SWM - This stands for Silent Wave Motor and it's a description of the technology which is used in AF-S lenses.
(You'll see this written on lenses, and in Nikon's marketing blurb, but - unlike virtually all of the other terms here - it's not part of the name of the lens. It doesn't have to be: SWM is completely synonymous with AF-S.)
VR - Vibration Reduction. This is a technology incorporated into some lenses (mainly telephoto lenses) to cancel out the effects of hand-held camera shake. It allows you to shoot with slower shutter speeds without suffering from image blurring caused by camera shake.
(The first implementations of VR offered up to 2 stops of shutter speed improvement: for example, if you could shoot at 1/500th without suffering from camera shake without VR, then the VR system would let you shoot at 1/125th. Newer systems offer up to 4 or even in some lenses 5 stops of improvement, so you could shoot at 1/15th instead of 1/500th! Unfortunately there's no way to tell just from looking at the lens how good the VR is. You have to do a bit of research.)
VR II - Some people think this denotes Nikon's 2nd-generation (i.e. improved) VR system, but it ain't necessarily so.

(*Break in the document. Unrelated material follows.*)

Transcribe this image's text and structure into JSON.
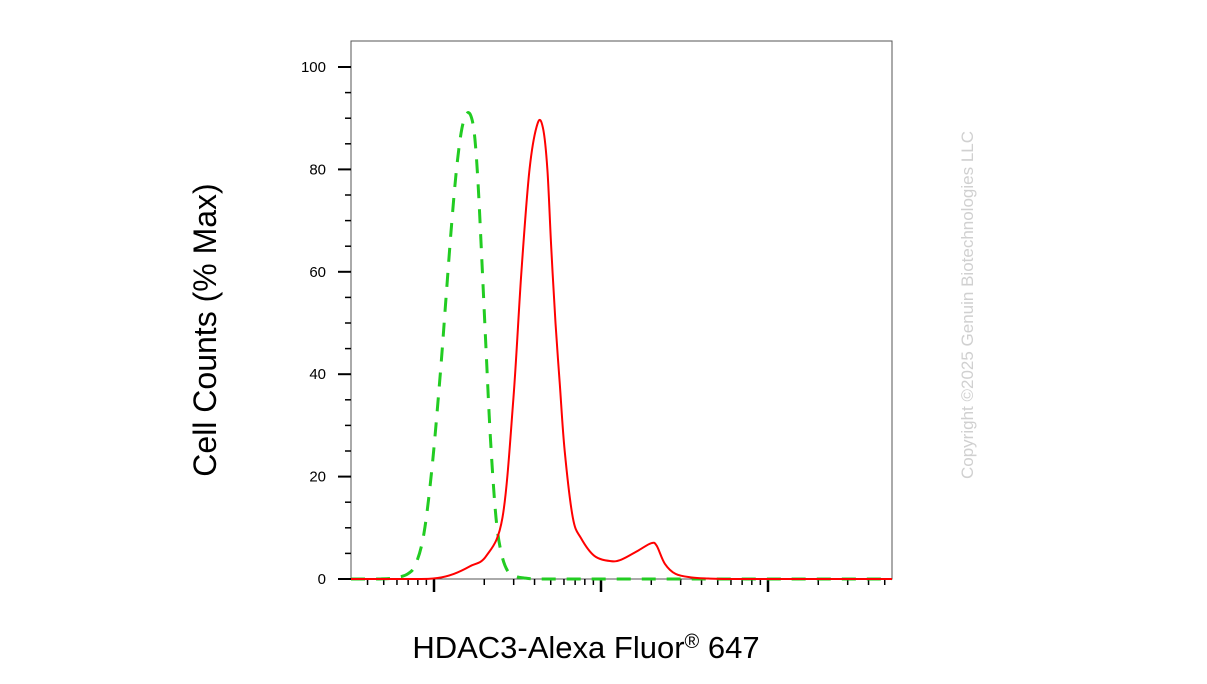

(True, some lenses have been updated to receive more effective VR systems, and sometimes that's reflected in their names. For example the only differences between the AF-S 200-400mm f/4 G IF-ED VR and the AF-S 200-400mm f/4 G ED VR II are that the latter has an improved VR system - plus incidentally it has Nano coating and it still has IF. But on the other hand the AF-S 70-200mm f/2.8 G ED VR II is a completely different lens from the AF-S 70-200mm f/2.8 G IF-ED VR, so in that case the 'II' seems to apply to the lens rather than the VR. And finally the new AF-S 70-200mm f/4 G ED VR has probably the best VR system Nikon have ever made, but it's just 'VR' rather than 'VR II' or even 'VR III'. Confusing, isn't it?)